(3 of 11)
Vadim had created a view of life for himself, a view shared by all his friends, which held that any show of thrift, jealousy or desire for organization and structure was a sign that you were bourgeois. God forbid! "Bourgeois" became the dreaded epithet, as horrifying as betrayal or dishonesty. There were even times when it was suggested that the French Communist Party had bourgeois tendencies ...
I had inherited $150,000 from my mother. At the time, it was a nice sum, something I could fall back on if I stewarded it carefully. Vadim could not comprehend why I hesitated to give him large portions of it so that he could hire a friend to come with us to some vacation spot and work with him on a script. At first I was horrified and said so. But over time I began to feel that I was being petty and stingy. So I gave in. Only years later did I realize that Vadim was a compulsive gambler, that the locations for his films or vacations were often chosen for their proximity to a racetrack or casino. I had no idea that gambling was an addictive disease, as difficult to overcome as alcoholism, anorexia and bulimia. Much of my mother's inheritance was simply gambled away.
Along with thriftiness, jealousy was a major no-no. Why did women make so much fuss about the physical act of intercourse?
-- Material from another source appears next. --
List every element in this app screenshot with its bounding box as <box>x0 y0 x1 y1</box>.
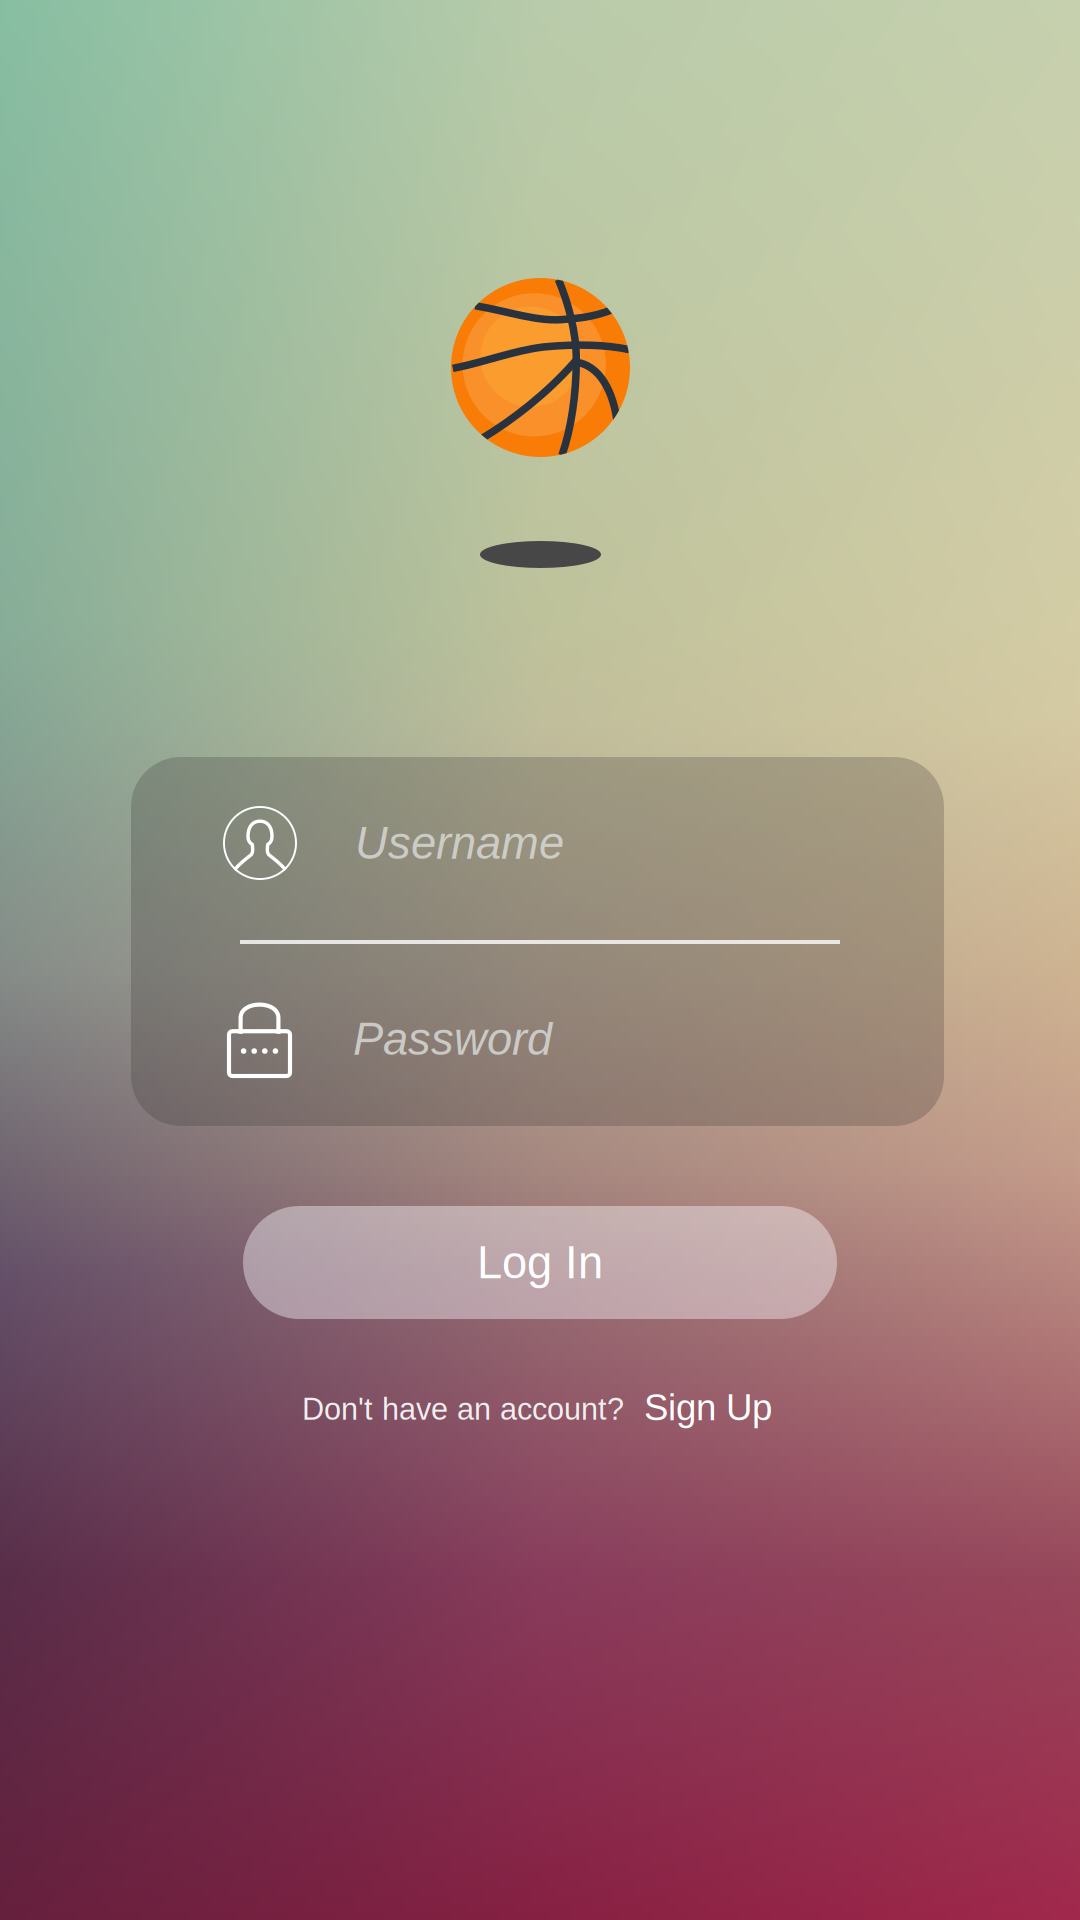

Just because a husband or wife (though it always seemed to be the husband) had sex with someone else, that didn't represent betrayal--"It's you I love." Vadim would go on and on with his friends about how the sexual revolution of the '60s showed that people were finally beginning to see what they had always known: that middle-class morality needed to be discarded for sexual freedom and open marriage. Maybe he'd smelled it on my skin when we'd first met--that I was malleable and insecure in my sexuality. In any event, I was vulnerable to him and felt that in order to keep him and be a good wife, I had to prove that I was, in fact, the queen of "nonbourgeoisness," the Oscar winner of wildness, generosity and forgiveness.
As time went on, Vadim would fail to come home in the evenings. I'd have dinner ready and he wouldn't show. Often he wouldn't even call. I would usually eat all the food I'd prepared for us, go out and buy pastries and French glace (not nearly as satisfying as our ice cream), devour all of it, throw it all up and collapse into bed exhausted and angry. Sometimes he'd come home around midnight and fall into bed drunk. Sometimes he wouldn't show up till morning. I swallowed my anger (along with the ice cream), never really confronting him about this behavior. I didn't want to seem bourgeois. I didn't think I deserved better.
Then one night he brought home a beautiful red-haired woman and took her into our bed with me. She was a high-class call girl employed by the well-known Madame Claude. It never occurred to me to object. I took my cues from him and threw myself into the threesome with the skill and enthusiasm of the actress that I am. If this was what he wanted, this was what I would give him--in spades. As feminist poet Robin Morgan wrote in [Morgan's memoir] Saturday's Child on the subject of threesomes, "If I was facing the avant-garde version of keeping up with the Joneses, by god I'd show 'em."